Meskipun isu-isu ini teralihkan, yang secara kolektif hanya mencakup sebagian kecil dari Deklarasi Melbourne, pertemuan puncak Australia tampaknya telah berhasil mengkomunikasikan pesan komitmen yang kuat terhadap ASEAN.
“Hasil” yang paling signifikan adalah dana A$2 miliar ($1,3 miliar) yang diumumkan Albanese, Rabu, untuk meningkatkan perdagangan dan investasi di Asia Tenggara.
Menurut pernyataan dari kantor Albanese, Fasilitas Pembiayaan Investasi Asia Tenggara akan memberikan pinjaman, jaminan, ekuitas, dan asuransi untuk proyek-proyek yang akan meningkatkan perdagangan dan investasi Australia di Asia Tenggara, “khususnya untuk mendukung transisi energi ramah lingkungan dan pembangunan infrastruktur di kawasan ini.”
Roland Rajah dari Lowy Institute mengatakan kepada ABC pada hari Selasa bahwa dana tersebut merupakan “hasil yang sangat baik,” dan menyatakan bahwa pemerintah “berniat menggunakan fasilitas tersebut untuk benar-benar memanfaatkan pengetahuan dan keahlian Australia dalam bidang energi ramah lingkungan.”
Pengumuman utama lainnya termasuk pendanaan tambahan untuk keamanan maritim (A$64 juta) dan infrastruktur (A$140 juta), serta sejumlah komitmen yang lebih kecil, termasuk pendirian Pusat ASEAN-Australia di Canberra dan perluasan program beasiswa Australia untuk warga negara ASEAN.
Pemerintah Albanese juga mengumumkan bahwa mereka akan memudahkan akses terhadap visa bisnis bagi warga Asia Tenggara dan memberikan pelatihan bahasa Inggris bagi Timor Leste untuk “mendukung jalurnya menuju keanggotaan penuh ASEAN.”
Secara keseluruhan, pertemuan puncak tersebut, yang secara luas dipandang sebagai sebuah keberhasilan baik dari segi bentuk maupun substansinya, membawa pemerintah Albanese lebih dekat untuk mewujudkan tujuannya untuk membina hubungan yang lebih erat dengan Asia Tenggara.
Baca juga: Xanana Gusmao Yakin Timor Leste Dapat Menyelesaikan Perselisihan Gas yang Sudah Berlangsung Lama
Selama bertahun-tahun, hubungan Australia dengan Asia Tenggara ditandai oleh kesenjangan yang besar antara retorika para pemimpin di kedua belah pihak, dan kenyataan praktis dari dua kawasan yang memiliki budaya, latar belakang sejarah, dan sistem politik yang sangat berbeda.

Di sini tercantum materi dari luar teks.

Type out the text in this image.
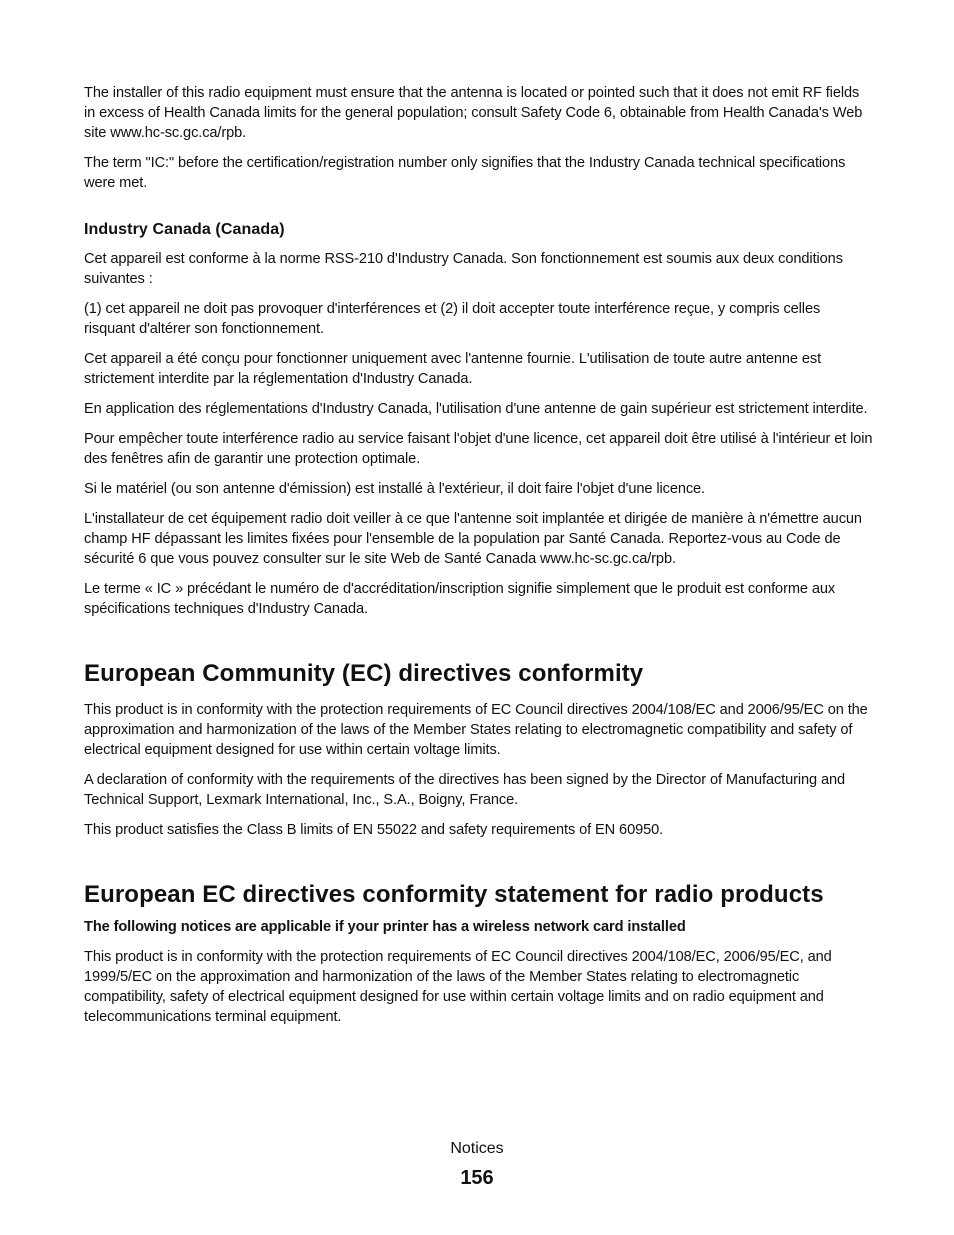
The installer of this radio equipment must ensure that the antenna is located or pointed such that it does not emit RF fields in excess of Health Canada limits for the general population; consult Safety Code 6, obtainable from Health Canada's Web site www.hc-sc.gc.ca/rpb.

The term "IC:" before the certification/registration number only signifies that the Industry Canada technical specifications were met.

Industry Canada (Canada)

Cet appareil est conforme à la norme RSS-210 d'Industry Canada. Son fonctionnement est soumis aux deux conditions suivantes :

(1) cet appareil ne doit pas provoquer d'interférences et (2) il doit accepter toute interférence reçue, y compris celles risquant d'altérer son fonctionnement.

Cet appareil a été conçu pour fonctionner uniquement avec l'antenne fournie. L'utilisation de toute autre antenne est strictement interdite par la réglementation d'Industry Canada.

En application des réglementations d'Industry Canada, l'utilisation d'une antenne de gain supérieur est strictement interdite.

Pour empêcher toute interférence radio au service faisant l'objet d'une licence, cet appareil doit être utilisé à l'intérieur et loin des fenêtres afin de garantir une protection optimale.

Si le matériel (ou son antenne d'émission) est installé à l'extérieur, il doit faire l'objet d'une licence.

L'installateur de cet équipement radio doit veiller à ce que l'antenne soit implantée et dirigée de manière à n'émettre aucun champ HF dépassant les limites fixées pour l'ensemble de la population par Santé Canada. Reportez-vous au Code de sécurité 6 que vous pouvez consulter sur le site Web de Santé Canada www.hc-sc.gc.ca/rpb.

Le terme « IC » précédant le numéro de d'accréditation/inscription signifie simplement que le produit est conforme aux spécifications techniques d'Industry Canada.

European Community (EC) directives conformity

This product is in conformity with the protection requirements of EC Council directives 2004/108/EC and 2006/95/EC on the approximation and harmonization of the laws of the Member States relating to electromagnetic compatibility and safety of electrical equipment designed for use within certain voltage limits.

A declaration of conformity with the requirements of the directives has been signed by the Director of Manufacturing and Technical Support, Lexmark International, Inc., S.A., Boigny, France.

This product satisfies the Class B limits of EN 55022 and safety requirements of EN 60950.

European EC directives conformity statement for radio products

The following notices are applicable if your printer has a wireless network card installed

This product is in conformity with the protection requirements of EC Council directives 2004/108/EC, 2006/95/EC, and 1999/5/EC on the approximation and harmonization of the laws of the Member States relating to electromagnetic compatibility, safety of electrical equipment designed for use within certain voltage limits and on radio equipment and telecommunications terminal equipment.

Notices
156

KTT minggu ini telah berhasil menutup kesenjangan ini. Tantangannya sekarang adalah bagi kedua belah pihak untuk mempertahankan momentum ini.

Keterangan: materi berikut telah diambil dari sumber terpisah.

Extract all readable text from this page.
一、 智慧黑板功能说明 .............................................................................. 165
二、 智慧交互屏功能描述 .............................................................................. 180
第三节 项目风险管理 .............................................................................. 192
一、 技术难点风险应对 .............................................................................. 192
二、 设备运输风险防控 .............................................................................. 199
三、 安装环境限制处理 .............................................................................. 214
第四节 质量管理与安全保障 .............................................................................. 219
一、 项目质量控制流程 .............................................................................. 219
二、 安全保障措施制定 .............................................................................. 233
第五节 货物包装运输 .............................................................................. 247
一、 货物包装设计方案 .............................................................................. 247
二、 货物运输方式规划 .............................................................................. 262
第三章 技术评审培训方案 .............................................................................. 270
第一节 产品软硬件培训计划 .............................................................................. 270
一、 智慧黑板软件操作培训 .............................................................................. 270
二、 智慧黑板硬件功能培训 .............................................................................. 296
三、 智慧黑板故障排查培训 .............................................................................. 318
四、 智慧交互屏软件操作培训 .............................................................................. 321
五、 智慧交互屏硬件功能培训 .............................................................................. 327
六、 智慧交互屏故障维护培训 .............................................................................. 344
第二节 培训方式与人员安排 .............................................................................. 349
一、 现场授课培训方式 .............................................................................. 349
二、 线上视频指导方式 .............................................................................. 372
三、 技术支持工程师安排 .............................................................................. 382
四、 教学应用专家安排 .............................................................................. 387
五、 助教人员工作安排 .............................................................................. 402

“Tantangan bagi [Australia] adalah mempertahankan hal ini secara finansial, diplomatis, dan politik,” tulis Thomas Daniel dari lembaga pemikir ISIS Malaysia di X, Kamis.
“Tantangan bagi ASEAN adalah menemukan kemauan politik untuk bertemu mitra seperti [Australia] di tengah jalan, dan terkadang lebih.”